An OLED was constructed as the same as that in Example 12 with the same substrate waiting time (about 2 hours), except that a 5.0 nm-thick HIL, copper phthalocyanine (CuPC) layer, was deposited on top of the anode after the substrate waiting time and immediately before the formation of the organic EL unit.
This OLED requires a drive voltage of about 10.1 V to pass 20 mA/cm2. Under this test condition, the device has a luminance of 2685 cd/m2, and a luminous efficiency of about 13.4 cd/A. Its emission peak is at 520 nm. The operational lifetime was measured as T50(RT@80 mA/cm2) which is about 200 hours. The EL performance data are summarized in Table 5.
An OLED was constructed as the same as that in Example 12 with the same substrate waiting time (about 2 hours), except that a 0.2 nm-thick contaminant-scavenging layer, F4-TCNQ layer, was deposited on top of the anode after the substrate waiting time and immediately before the formation of the organic EL unit.

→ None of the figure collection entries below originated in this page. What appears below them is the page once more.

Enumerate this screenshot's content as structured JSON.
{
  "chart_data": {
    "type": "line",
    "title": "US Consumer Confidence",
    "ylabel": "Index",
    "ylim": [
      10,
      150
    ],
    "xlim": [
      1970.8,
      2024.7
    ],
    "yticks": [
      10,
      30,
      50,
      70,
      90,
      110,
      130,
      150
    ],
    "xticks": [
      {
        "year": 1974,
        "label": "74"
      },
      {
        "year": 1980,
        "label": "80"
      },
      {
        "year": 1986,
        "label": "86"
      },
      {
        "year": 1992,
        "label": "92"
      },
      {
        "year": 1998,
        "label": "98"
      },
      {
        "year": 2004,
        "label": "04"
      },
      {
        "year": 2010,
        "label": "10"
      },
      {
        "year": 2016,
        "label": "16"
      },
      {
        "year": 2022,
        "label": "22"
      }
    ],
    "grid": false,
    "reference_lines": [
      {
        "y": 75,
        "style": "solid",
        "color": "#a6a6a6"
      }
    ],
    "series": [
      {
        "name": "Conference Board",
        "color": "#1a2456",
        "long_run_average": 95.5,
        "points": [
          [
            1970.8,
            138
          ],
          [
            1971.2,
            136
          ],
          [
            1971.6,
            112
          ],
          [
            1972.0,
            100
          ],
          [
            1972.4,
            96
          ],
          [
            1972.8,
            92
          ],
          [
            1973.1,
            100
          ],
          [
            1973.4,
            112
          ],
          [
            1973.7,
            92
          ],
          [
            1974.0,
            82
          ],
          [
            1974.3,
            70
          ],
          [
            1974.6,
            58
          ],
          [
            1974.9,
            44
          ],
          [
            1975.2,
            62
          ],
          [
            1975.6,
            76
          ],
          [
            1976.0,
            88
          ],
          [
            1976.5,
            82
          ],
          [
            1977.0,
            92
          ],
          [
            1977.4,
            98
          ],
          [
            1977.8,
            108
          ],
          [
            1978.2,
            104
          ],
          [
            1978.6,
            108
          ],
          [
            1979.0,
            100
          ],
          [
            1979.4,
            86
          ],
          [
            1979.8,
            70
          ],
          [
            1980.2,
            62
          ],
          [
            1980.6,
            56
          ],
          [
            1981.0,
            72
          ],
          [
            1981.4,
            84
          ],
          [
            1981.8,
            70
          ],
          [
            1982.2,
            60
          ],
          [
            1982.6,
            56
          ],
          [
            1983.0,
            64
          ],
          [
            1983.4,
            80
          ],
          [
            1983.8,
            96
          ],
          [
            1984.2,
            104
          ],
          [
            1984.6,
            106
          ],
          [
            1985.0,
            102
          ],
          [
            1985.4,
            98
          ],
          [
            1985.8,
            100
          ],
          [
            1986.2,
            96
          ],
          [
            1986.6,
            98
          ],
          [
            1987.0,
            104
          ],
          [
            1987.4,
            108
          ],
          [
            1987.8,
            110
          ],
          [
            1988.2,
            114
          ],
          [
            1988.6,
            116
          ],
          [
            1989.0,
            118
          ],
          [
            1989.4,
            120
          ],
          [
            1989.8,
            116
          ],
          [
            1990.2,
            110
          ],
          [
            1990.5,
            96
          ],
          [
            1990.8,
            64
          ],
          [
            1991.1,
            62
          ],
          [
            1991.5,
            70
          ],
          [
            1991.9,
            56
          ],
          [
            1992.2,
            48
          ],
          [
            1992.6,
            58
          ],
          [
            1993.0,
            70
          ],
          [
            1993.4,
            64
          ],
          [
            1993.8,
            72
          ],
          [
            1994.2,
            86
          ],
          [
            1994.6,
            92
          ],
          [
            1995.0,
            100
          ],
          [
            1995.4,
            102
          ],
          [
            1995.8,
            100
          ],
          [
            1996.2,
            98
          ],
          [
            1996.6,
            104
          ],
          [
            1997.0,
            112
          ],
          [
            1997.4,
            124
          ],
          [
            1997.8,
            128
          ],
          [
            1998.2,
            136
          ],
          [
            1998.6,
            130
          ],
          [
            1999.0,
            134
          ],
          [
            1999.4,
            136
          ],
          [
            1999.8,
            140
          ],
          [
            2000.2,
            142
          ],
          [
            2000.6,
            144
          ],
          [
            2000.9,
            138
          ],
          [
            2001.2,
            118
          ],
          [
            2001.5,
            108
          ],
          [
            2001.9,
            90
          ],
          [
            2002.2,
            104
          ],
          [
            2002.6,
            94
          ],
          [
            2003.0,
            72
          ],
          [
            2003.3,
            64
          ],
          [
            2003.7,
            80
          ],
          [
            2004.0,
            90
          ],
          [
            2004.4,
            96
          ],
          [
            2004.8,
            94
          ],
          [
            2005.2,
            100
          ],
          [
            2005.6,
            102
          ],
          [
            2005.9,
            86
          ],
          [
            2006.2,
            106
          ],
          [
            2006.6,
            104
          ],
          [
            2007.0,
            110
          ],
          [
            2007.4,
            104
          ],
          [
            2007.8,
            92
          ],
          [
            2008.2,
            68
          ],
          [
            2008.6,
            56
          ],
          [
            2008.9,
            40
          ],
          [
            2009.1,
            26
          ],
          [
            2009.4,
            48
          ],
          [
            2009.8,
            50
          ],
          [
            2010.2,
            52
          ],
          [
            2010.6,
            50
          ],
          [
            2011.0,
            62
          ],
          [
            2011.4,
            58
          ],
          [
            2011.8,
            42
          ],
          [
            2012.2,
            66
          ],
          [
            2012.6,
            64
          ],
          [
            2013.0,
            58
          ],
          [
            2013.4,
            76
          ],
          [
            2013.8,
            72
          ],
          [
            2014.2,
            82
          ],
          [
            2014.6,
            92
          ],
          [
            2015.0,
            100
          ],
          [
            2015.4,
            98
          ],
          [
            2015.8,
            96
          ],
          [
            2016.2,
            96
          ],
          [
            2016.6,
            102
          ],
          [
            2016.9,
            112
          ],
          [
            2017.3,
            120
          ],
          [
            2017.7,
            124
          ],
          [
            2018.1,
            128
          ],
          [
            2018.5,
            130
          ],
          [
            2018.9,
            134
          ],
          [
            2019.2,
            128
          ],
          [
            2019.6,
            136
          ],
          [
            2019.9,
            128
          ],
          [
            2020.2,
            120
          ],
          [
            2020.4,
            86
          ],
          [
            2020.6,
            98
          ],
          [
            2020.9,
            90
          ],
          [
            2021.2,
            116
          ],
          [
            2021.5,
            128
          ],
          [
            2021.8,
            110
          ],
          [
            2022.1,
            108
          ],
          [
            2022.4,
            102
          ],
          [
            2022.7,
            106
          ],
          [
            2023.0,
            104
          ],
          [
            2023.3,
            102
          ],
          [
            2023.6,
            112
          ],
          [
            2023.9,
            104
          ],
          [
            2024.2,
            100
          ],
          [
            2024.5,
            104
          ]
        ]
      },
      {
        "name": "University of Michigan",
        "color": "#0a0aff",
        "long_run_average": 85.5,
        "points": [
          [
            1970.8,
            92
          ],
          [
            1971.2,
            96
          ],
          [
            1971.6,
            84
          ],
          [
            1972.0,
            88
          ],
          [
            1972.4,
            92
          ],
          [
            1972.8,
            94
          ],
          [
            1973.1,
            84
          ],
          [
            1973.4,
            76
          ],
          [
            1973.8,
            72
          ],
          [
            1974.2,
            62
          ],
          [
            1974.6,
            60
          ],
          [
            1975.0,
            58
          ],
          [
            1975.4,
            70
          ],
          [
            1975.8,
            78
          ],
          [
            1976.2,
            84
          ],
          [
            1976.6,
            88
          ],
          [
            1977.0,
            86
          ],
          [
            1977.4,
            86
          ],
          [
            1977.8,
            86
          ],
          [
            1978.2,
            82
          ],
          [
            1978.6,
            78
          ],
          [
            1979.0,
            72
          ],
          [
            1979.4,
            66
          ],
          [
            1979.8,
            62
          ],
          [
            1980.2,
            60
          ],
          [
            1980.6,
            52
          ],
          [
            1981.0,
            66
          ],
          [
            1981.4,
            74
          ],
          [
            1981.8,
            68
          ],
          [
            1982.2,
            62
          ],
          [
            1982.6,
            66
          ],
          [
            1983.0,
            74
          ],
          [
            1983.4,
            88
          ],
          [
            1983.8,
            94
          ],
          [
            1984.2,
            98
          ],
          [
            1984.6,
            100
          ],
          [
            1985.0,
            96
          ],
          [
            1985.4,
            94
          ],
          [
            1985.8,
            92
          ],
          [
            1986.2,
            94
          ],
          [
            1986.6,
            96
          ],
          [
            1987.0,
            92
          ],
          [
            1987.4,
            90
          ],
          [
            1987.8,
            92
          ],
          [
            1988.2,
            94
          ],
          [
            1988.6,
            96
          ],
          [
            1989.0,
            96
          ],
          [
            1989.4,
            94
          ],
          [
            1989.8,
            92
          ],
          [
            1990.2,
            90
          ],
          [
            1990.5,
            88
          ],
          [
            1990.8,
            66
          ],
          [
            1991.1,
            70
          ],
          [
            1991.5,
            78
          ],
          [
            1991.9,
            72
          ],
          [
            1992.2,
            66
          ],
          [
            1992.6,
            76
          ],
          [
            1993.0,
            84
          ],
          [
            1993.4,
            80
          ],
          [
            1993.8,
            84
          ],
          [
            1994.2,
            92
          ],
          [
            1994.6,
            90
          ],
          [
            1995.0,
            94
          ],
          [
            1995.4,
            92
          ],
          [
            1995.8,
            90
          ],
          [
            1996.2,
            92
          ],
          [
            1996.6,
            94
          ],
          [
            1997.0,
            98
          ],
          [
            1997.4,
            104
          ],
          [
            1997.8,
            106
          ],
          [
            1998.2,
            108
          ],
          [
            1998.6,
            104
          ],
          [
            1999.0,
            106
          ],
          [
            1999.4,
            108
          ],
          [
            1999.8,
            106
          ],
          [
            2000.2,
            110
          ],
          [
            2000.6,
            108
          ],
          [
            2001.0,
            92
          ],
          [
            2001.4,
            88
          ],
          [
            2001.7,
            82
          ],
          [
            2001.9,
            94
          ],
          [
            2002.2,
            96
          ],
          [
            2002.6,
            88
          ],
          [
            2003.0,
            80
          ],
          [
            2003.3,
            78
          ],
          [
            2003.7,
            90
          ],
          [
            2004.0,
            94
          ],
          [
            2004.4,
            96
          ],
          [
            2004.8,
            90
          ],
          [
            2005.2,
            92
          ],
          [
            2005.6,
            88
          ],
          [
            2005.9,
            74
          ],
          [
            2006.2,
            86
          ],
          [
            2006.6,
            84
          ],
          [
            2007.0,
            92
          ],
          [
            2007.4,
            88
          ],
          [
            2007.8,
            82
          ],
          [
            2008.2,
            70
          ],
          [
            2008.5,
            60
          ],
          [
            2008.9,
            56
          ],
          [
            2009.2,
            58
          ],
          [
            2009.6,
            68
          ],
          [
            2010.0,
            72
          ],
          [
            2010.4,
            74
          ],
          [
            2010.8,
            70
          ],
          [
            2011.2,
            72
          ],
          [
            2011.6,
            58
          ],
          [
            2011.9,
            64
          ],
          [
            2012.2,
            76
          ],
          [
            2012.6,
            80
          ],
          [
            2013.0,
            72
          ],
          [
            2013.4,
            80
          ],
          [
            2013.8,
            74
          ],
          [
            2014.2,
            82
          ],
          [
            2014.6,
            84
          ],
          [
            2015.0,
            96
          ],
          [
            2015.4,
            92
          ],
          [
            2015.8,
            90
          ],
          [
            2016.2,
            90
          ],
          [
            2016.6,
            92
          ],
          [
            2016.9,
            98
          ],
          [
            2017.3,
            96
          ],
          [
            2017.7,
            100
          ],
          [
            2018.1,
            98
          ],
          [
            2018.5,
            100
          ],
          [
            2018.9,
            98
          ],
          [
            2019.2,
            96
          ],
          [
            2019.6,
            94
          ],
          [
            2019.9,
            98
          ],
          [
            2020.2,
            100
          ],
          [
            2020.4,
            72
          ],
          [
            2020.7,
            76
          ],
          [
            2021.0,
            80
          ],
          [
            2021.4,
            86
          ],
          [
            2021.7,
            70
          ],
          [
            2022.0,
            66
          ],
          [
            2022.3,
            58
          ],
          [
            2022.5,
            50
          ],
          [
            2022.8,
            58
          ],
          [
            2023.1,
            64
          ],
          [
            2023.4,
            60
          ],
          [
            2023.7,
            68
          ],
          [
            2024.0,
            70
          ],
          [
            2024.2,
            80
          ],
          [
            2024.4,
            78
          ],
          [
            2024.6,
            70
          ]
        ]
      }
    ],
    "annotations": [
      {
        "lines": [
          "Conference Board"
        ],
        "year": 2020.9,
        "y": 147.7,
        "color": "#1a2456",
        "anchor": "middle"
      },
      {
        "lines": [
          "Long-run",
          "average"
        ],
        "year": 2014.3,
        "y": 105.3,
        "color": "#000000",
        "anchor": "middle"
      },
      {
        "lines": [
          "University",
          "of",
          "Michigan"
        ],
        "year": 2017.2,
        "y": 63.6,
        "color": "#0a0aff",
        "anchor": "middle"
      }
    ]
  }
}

This OLED requires a drive voltage of about 4.6 V to pass 20 mA/cm2. Under this test condition, the device has a luminance of 1938 cd/m2, and a luminous efficiency of about 9.7 cd/A. Its emission peak is at 520 nm. The operational lifetime was measured as T50(RT@80 mA/cm2) which is about 475 hours. The EL performance data are summarized in Table 5
*CSL: Contaminant-Scavenging Layer
Since the substrates used in Examples 12-14 had a waiting time of about 2 hours in the deposition chamber, it is believed that the anode on the substrates was contaminated, although the contamination level can not be very severe. The OLED fabricated on the contaminated anode shown in Example 12 does not use any contaminant-scavenging layer to restore the anode condition, and the EL performance data can be used as reference for Examples 13 and 14. The OLED in Example 13 has a conventional HIL in between the anode and the HTL. This HIL does not have contaminant-scavenging property because the insertion of this layer neither decreases the drive voltage nor increases the operational lifetime. It indicates that anode surface contamination can not be cured by a conventional HIL. The OLED in Example 14 has a 0.2 nm-thick F4-TCNQ layer as a contaminant-scavenging layer in contact with the contaminated anode. It is evident that a 0.2 nm-thick F4-TCNQ layer as a contaminant-scavenging layer can effectively oxidize the contaminants on the anode surface. As a result, the drive voltage is reduced and the operational lifetime is increased compared with the device in Example 12. As for the lower (high) luminance efficiency in Example 14 (Example 13), it is again believed this is due to a lower (high) hole injection barrier at the anode/organic interface resulting in a lower (high) electrical field across the LEL. Actually, the power efficiency of the device in Example 14 is higher than that of the device in Example 13.
The invention has been described in detail with particular reference to certain preferred embodiments thereof, but it will be understood that variations and modifications can be effected within the spirit and scope of the invention.
Reference is made to commonly assigned U.S. patent application Ser. No. ______ (Docket 89289) filed concurrently herewith by Liang-Sheng Liao et al., entitled “OLED Anode Modification Layer”, the disclosure of which is herein incorporated by reference.